Jérusalem avait YHWH. Ce même YHWH qui a été assimilé au dieu-univers. Pourquoi ? Non pas parce que YWHW serait monté d’un cran comme on le pense. On s’imagine trop souvent que le monothéisme serait un polythéisme où un dieu a pris le dessus.

Ce n’est pas du tout le cas. Le monothéisme, c’est en fait le dieu-univers qui descend d’un cran. Voilà pourquoi Jésus-Christ, comme fils de dieu, établit réellement le monothéisme. Le dieu-univers devient matériel, au lieu d’être éloigné, inaccessible, impersonnel comme auparavant.

Pourquoi les Juifs ont-ils les premiers fait descendre, relativement, le dieu-univers d’un cran ? Car leur dieu tutélaire avait échoué à les protéger. Le royaume n’avait pas maintenu son indépendance, Jérusalem se faisait en permanence agresser.

Les Juifs existaient encore pourtant. Comme ils voulaient que la situation change, ils se sont adressés au monde lui-même : le dieu-univers. Ils ont assimilé leur dieu tutélaire au dieu-univers.

Tout cela est une construction artificielle et branlante. Cela ne joue cependant strictement aucun rôle, car les Juifs n’ont jamais systématisé leur théologie. Les points de vue théologiques chez les Juifs sont extrêmement divers, voire antagoniques. Ils peuvent être aussi éloignés qu’entre un catholique et un Hindou.

Cela ne compte pas pour les Juifs, car YHWH et la Torah ne forment qu’un arrière-plan virtuel justifiant la « loi orale », qui elle définit totalement la vie quotidienne.

Initialement, c’était pour maintenir une unité juive face aux envahisseurs. Puis, avec la dispersion, c’est devenu une religion en roue libre. Sur le papier, elle est monothéiste. Mais c’est un monothéisme sans substance, purement fonctionnel.

Les Juifs ont ainsi « inventé » le monothéisme, mais il est primitif.
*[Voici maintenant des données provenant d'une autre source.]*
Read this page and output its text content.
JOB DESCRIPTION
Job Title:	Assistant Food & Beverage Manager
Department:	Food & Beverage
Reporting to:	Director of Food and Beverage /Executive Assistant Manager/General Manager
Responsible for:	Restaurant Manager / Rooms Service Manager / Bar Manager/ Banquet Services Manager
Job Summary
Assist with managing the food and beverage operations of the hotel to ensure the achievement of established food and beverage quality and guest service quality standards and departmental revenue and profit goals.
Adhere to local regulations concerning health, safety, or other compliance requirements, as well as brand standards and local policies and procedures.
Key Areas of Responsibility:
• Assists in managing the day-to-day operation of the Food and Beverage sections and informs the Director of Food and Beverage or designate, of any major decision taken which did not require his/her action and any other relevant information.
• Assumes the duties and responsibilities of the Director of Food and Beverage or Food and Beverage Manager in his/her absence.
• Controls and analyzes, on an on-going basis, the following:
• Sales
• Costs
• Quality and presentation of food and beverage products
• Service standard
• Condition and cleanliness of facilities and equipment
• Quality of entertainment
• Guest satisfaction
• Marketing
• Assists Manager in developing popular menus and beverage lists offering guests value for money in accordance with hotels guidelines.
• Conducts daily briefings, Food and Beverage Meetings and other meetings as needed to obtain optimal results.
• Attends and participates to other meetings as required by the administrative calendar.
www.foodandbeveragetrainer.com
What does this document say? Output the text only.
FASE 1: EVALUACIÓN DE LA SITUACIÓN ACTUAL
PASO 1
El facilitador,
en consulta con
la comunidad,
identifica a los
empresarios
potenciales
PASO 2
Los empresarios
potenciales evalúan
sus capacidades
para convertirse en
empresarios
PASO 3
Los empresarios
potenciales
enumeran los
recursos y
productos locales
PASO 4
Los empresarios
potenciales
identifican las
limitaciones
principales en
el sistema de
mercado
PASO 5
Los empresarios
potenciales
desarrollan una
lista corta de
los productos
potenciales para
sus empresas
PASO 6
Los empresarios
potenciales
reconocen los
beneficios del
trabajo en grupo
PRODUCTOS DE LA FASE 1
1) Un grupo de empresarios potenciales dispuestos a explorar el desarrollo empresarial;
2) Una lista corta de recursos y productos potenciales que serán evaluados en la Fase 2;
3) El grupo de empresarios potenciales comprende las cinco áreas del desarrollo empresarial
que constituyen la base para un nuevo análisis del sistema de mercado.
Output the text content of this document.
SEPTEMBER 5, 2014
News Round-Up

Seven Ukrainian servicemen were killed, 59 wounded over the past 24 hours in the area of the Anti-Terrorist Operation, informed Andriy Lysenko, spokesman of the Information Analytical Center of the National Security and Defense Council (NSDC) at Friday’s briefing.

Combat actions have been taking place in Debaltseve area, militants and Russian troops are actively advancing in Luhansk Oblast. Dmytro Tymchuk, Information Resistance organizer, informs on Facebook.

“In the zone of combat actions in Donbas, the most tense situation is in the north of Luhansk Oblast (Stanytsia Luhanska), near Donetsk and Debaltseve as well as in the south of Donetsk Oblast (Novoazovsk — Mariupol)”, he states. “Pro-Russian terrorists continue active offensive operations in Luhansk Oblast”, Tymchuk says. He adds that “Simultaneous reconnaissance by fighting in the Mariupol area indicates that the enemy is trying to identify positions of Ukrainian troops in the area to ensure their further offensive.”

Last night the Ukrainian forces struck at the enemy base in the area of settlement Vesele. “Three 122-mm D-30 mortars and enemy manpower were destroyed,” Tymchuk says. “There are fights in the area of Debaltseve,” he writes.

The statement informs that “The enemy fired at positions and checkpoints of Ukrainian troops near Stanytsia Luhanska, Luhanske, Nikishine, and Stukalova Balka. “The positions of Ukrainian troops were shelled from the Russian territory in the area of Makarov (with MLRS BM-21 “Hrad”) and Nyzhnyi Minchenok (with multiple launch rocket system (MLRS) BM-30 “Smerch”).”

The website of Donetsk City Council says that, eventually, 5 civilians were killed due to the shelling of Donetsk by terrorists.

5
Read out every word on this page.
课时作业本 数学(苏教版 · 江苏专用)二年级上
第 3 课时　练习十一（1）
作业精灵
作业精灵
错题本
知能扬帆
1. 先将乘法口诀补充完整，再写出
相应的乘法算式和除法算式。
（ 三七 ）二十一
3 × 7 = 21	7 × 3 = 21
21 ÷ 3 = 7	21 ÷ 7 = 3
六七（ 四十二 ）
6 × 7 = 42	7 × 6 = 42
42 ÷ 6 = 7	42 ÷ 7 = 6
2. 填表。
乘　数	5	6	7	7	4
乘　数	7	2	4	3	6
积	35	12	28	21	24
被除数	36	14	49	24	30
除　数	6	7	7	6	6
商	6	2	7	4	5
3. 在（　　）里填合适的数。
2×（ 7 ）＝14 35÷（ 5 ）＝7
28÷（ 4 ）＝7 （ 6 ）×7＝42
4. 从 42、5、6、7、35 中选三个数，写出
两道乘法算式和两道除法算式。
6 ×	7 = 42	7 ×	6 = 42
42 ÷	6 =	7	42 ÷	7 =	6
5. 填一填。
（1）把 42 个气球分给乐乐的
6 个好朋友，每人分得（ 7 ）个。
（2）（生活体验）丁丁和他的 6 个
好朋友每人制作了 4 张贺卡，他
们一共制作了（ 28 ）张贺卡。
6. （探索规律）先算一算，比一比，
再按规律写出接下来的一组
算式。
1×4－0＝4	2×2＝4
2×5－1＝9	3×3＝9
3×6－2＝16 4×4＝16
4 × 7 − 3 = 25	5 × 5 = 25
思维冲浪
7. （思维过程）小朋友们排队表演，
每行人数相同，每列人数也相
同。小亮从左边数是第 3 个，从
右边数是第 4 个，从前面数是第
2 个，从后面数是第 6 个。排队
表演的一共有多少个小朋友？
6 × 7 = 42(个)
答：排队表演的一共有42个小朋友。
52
C’est pour cela que le christianisme est une production juive : la contradiction interne poussait nécessairement en ce sens.

Il fallait bien que ce dieu parmi les autres ayant acquis des traits du dieu-univers devienne le dieu-univers se faisant dieu parmi les autres – ce qui est une contradiction : d’où le monothéisme complet du christianisme.